I just had to stop for a moment and acknowledge an absolutely wonderful and poignant substack by Chad Ford. Ford points out that there is an unfortunate sentiment to respond to violence with violence, because the other person seemingly is refusing to listen to another’s point. It’s an honest assessment, and sadly completely understandable to me because of the things I’ve been learning recently.

I’ve been reading The Righteous Mind by Jonathan Haidt, and this book can show why people would respond to violence with violence. In short, it’s because any measurable difference of core morals between individuals or groups could be intepreted as a threat to the other group. Haidt lays down his evidences to claim this is all part of evolution, and that is how humans learned to adapt and survive. There really is so much more to the book, and I highly recommend it.

A man climbs out of a cave and towards the light.
There is light by choosing to love another human.
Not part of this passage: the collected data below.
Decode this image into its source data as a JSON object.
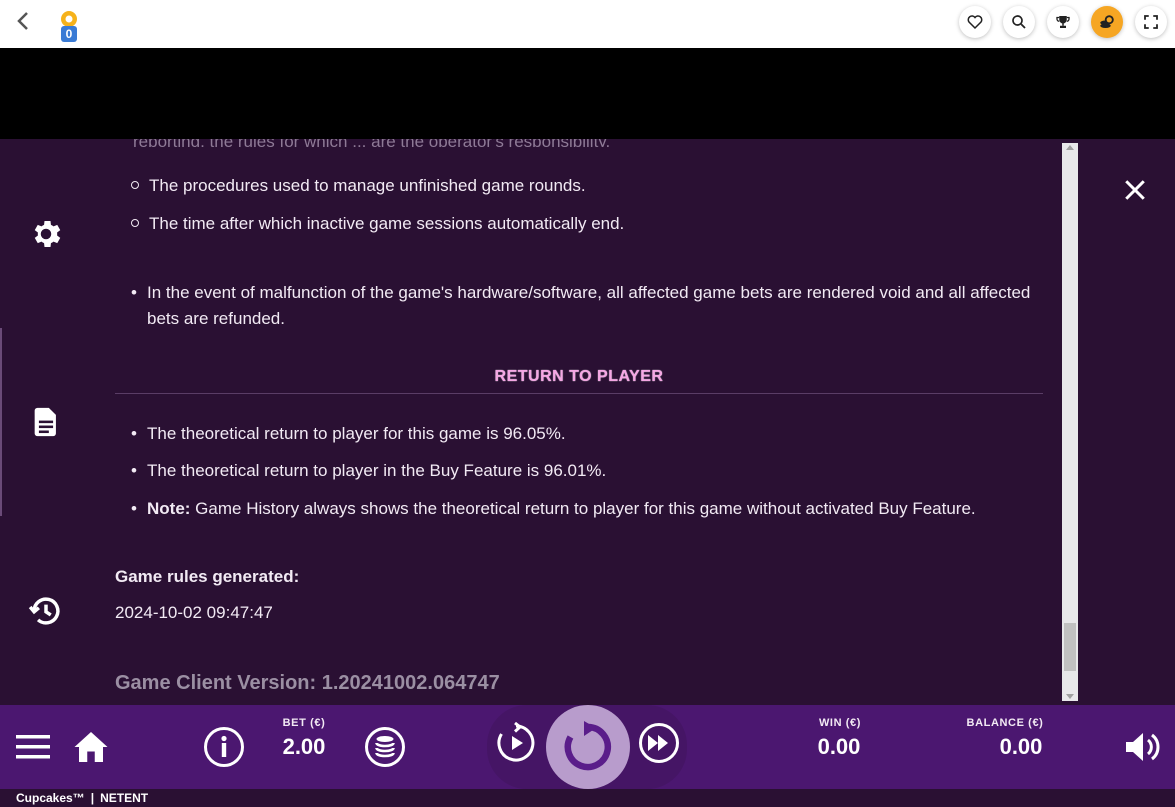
{
  "topbar": {
    "back_icon": "chevron-left-icon",
    "logo_badge": "0",
    "buttons": [
      "heart-icon",
      "search-icon",
      "trophy-icon",
      "coins-icon",
      "fullscreen-icon"
    ]
  },
  "sidebar": {
    "icons": [
      "gear-icon",
      "document-icon",
      "history-icon"
    ]
  },
  "rules": {
    "cut_line": "reporting, the rules for which ... are the operator's responsibility.",
    "sub_items": [
      "The procedures used to manage unfinished game rounds.",
      "The time after which inactive game sessions automatically end."
    ],
    "malfunction": "In the event of malfunction of the game's hardware/software, all affected game bets are rendered void and all affected bets are refunded.",
    "rtp_title": "RETURN TO PLAYER",
    "rtp_items": [
      "The theoretical return to player for this game is 96.05%.",
      "The theoretical return to player in the Buy Feature is 96.01%."
    ],
    "note_label": "Note:",
    "note_text": " Game History always shows the theoretical return to player for this game without activated Buy Feature.",
    "generated_label": "Game rules generated:",
    "generated_value": "2024-10-02 09:47:47",
    "version": "Game Client Version: 1.20241002.064747"
  },
  "controls": {
    "bet_label": "BET (€)",
    "bet_value": "2.00",
    "win_label": "WIN (€)",
    "win_value": "0.00",
    "balance_label": "BALANCE (€)",
    "balance_value": "0.00"
  },
  "footer": {
    "game": "Cupcakes™",
    "separator": "|",
    "provider": "NETENT"
  },
  "colors": {
    "panel_bg": "#2a1033",
    "controls_bg": "#4b1770",
    "rtp_title": "#f5a6e4",
    "spin_button": "#b89ccc",
    "coin_button": "#f6a623"
  }
}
Being in the middle of Haidt’s book and having read Ford’s post, it’s a reminder to me for the direction I want to lead my life. Everybody is rationalizing their moral levels in their own unique individual way, and everybody wants to have a relationship to a certain degree to validate those morals. And yet, when two parties don’t see eye-to-eye, then the relationship can devolve destructively. For myself, I want to be sure that I am seeing everybody’s moral values in their own respective light.

Wouldn’t this be the call from Jesus Christ in His Sermon on the mount? “Blessed are the peacemakers”. I can believe that Christ was teaching to go against what is rudimentarily evolutionarily true, that is He would want people to resist the need to fight against someone with different moral values. I have started to change my habits in order to understand more. At the same time, I feel myself being liberated from the weight and trap of anger and resentment.
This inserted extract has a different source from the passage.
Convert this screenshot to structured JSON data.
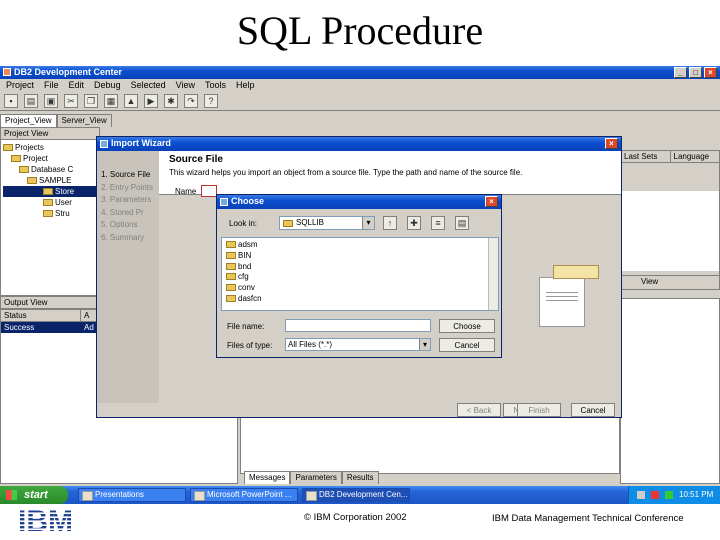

From everything that I’ve been learning and will probably continue to learn, judging another person will almost always be biased and premature. That is a problem, because if a judgment is laid at another person, that other person is very likely to see it as unfair because they could have a different moral value system than oneself. It is more fair to refrain from judgment and instead be curious as to why another person is doing what they are doing.
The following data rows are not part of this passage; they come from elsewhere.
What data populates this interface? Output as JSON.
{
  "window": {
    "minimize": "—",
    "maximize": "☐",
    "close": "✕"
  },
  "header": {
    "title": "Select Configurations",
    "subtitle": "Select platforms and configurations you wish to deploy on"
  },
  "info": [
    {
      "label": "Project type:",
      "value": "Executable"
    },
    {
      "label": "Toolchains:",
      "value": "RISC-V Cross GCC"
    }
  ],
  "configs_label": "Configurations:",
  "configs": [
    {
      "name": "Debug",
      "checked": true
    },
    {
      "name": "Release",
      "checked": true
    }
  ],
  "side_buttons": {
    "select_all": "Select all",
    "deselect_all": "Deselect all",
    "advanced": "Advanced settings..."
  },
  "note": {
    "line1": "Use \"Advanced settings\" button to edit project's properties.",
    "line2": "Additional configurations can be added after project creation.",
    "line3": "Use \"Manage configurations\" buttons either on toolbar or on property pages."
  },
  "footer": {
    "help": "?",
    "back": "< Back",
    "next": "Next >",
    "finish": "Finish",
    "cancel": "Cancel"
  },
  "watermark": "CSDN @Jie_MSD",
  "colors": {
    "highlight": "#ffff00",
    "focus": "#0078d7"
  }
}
Jonathan Haidt describes loyalty as a core moral. I believe people can still reserve their own loyalty while opening up unto understanding at the same time. Because somebody else has different core moral values does not mean your own core morals are any less valuable. I’ve learned to know how to be confident in my own core morals, in that I am secure with them.

I think Christ wants us to have a bigger picture of loyalty. I’m reminded of a passage from The Book of Mormon “The natural man is an enemy to God and has been from the fall of Adam”. Instead, a person ought to be humble, meek, and loving. To take this advice to heart, it seems that the urge to fight and protect ones own insecurity is against God’s purposes. Instead, it is in God’s purposes to listen and understand another person, perhaps, even our own selves. I have found much treasure in learning of other’s cultures and myself, and I am all the more grateful for having chosen it.